PG17beta2: SMGR: inconsistent type for nblocks

Started by Matthias van de Meentover 1 year ago5 messages
#1Matthias van de Meent
boekewurm@gmail.com

Hi,

While working on rebasing the patches of Neon's fork onto the
REL_17_STABLE branch, I noticed that the nblocks arguments of various
smgr functions have inconsistent types: smgrzeroextend accepts
`nblocks` as signed integer, as does the new signature for
smgrprefetch, but the new vectorized operations of *readv and *writev,
and the older *writeback all use an unsigned BlockNumber as indicator
for number of blocks.

Can we update the definition to be consistent across this (new, or
also older) API? As far as I can see, in none of these cases are
negative numbers allowed or expected, so updating this all to be
consistently BlockNumber across the API seems like a straigthforward
patch.

cc-ed Thomas as committer of the PG17 smgr API changes.

Kind regards,

Matthias van de Meent
Neon (https://neon.tech)

#2Thomas Munro
thomas.munro@gmail.com
In reply to: Matthias van de Meent (#1)
Re: PG17beta2: SMGR: inconsistent type for nblocks

On Tue, Jul 30, 2024 at 11:24 PM Matthias van de Meent
<boekewurm@gmail.com> wrote:

While working on rebasing the patches of Neon's fork onto the
REL_17_STABLE branch, I noticed that the nblocks arguments of various
smgr functions have inconsistent types: smgrzeroextend accepts
`nblocks` as signed integer, as does the new signature for
smgrprefetch, but the new vectorized operations of *readv and *writev,
and the older *writeback all use an unsigned BlockNumber as indicator
for number of blocks.

Can we update the definition to be consistent across this (new, or
also older) API? As far as I can see, in none of these cases are
negative numbers allowed or expected, so updating this all to be
consistently BlockNumber across the API seems like a straigthforward
patch.

cc-ed Thomas as committer of the PG17 smgr API changes.

Hi Matthias,

Yeah, right, I noticed that once myself[1]/messages/by-id/CA+hUKGLx5bLwezZKAYB2O_qHj=ov10RpgRVY7e8TSJVE74oVjg@mail.gmail.com.
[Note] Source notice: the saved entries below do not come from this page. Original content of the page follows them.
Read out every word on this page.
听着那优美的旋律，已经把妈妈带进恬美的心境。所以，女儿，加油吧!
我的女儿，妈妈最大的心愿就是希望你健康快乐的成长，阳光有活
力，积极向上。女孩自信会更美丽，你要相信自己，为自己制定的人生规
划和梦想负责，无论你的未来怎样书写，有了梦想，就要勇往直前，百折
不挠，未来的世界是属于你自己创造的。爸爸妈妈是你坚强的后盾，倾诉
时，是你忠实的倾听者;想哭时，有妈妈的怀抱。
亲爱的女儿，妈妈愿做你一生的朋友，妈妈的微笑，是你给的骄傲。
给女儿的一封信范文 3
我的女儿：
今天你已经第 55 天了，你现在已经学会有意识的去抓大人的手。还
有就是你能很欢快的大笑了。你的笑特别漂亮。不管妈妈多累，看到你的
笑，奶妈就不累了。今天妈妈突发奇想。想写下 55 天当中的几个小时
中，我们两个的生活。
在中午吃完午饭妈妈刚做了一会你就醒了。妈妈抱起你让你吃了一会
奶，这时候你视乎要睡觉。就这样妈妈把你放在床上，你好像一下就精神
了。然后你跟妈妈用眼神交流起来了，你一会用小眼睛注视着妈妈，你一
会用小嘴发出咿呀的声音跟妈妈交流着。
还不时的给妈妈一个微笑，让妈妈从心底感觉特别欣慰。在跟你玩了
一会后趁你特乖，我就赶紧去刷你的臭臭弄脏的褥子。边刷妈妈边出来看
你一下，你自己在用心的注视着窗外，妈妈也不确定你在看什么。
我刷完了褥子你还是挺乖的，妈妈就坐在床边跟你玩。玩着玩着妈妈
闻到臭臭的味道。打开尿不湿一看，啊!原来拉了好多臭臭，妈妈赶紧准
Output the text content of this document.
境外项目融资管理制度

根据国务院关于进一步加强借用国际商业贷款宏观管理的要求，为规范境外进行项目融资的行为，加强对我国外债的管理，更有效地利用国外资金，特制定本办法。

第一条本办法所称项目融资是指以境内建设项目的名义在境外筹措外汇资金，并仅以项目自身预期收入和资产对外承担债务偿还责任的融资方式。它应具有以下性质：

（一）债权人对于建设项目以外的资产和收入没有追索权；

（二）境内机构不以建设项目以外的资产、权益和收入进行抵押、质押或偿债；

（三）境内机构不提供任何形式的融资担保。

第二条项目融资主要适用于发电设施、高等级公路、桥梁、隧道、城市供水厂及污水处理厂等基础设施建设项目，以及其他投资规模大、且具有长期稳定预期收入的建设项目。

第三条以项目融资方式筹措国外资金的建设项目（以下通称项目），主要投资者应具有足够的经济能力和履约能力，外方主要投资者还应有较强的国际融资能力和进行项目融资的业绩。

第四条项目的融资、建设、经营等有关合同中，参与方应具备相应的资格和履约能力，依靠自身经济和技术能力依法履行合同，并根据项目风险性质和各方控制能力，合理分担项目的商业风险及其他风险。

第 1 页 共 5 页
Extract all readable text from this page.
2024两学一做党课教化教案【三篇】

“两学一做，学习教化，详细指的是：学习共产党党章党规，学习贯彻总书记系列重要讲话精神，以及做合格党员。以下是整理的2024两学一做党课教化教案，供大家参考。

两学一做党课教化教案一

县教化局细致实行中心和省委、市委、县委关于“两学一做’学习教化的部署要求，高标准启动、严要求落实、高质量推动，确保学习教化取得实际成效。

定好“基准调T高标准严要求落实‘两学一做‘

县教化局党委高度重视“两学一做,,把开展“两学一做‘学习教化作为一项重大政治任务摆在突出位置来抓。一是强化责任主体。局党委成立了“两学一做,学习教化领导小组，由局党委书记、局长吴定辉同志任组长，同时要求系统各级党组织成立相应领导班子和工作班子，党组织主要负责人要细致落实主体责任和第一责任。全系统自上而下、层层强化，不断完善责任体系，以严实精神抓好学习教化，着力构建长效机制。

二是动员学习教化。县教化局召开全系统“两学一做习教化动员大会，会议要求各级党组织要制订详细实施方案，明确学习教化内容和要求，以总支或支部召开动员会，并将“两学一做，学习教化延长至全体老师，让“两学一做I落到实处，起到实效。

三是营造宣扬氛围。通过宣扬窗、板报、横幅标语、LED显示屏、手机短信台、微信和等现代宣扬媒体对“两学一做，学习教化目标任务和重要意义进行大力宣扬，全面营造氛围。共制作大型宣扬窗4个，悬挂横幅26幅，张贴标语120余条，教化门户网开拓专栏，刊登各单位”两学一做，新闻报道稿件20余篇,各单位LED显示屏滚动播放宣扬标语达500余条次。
For the cases from my
keyboard, I guess I was trying to be consistent with nearby existing
stuff in each case, which was already inconsistent... Do you have a
patch?

[1]: /messages/by-id/CA+hUKGLx5bLwezZKAYB2O_qHj=ov10RpgRVY7e8TSJVE74oVjg@mail.gmail.com

#3Matthias van de Meent
boekewurm+postgres@gmail.com
In reply to: Thomas Munro (#2)
1 attachment(s)
Re: PG17beta2: SMGR: inconsistent type for nblocks

On Tue, 30 Jul 2024 at 14:32, Thomas Munro <thomas.munro@gmail.com> wrote:

On Tue, Jul 30, 2024 at 11:24 PM Matthias van de Meent
<boekewurm@gmail.com> wrote:

While working on rebasing the patches of Neon's fork onto the
REL_17_STABLE branch, I noticed that the nblocks arguments of various
smgr functions have inconsistent types: smgrzeroextend accepts
`nblocks` as signed integer, as does the new signature for
smgrprefetch, but the new vectorized operations of *readv and *writev,
and the older *writeback all use an unsigned BlockNumber as indicator
for number of blocks.

Can we update the definition to be consistent across this (new, or
also older) API? As far as I can see, in none of these cases are
negative numbers allowed or expected, so updating this all to be
consistently BlockNumber across the API seems like a straigthforward
patch.

cc-ed Thomas as committer of the PG17 smgr API changes.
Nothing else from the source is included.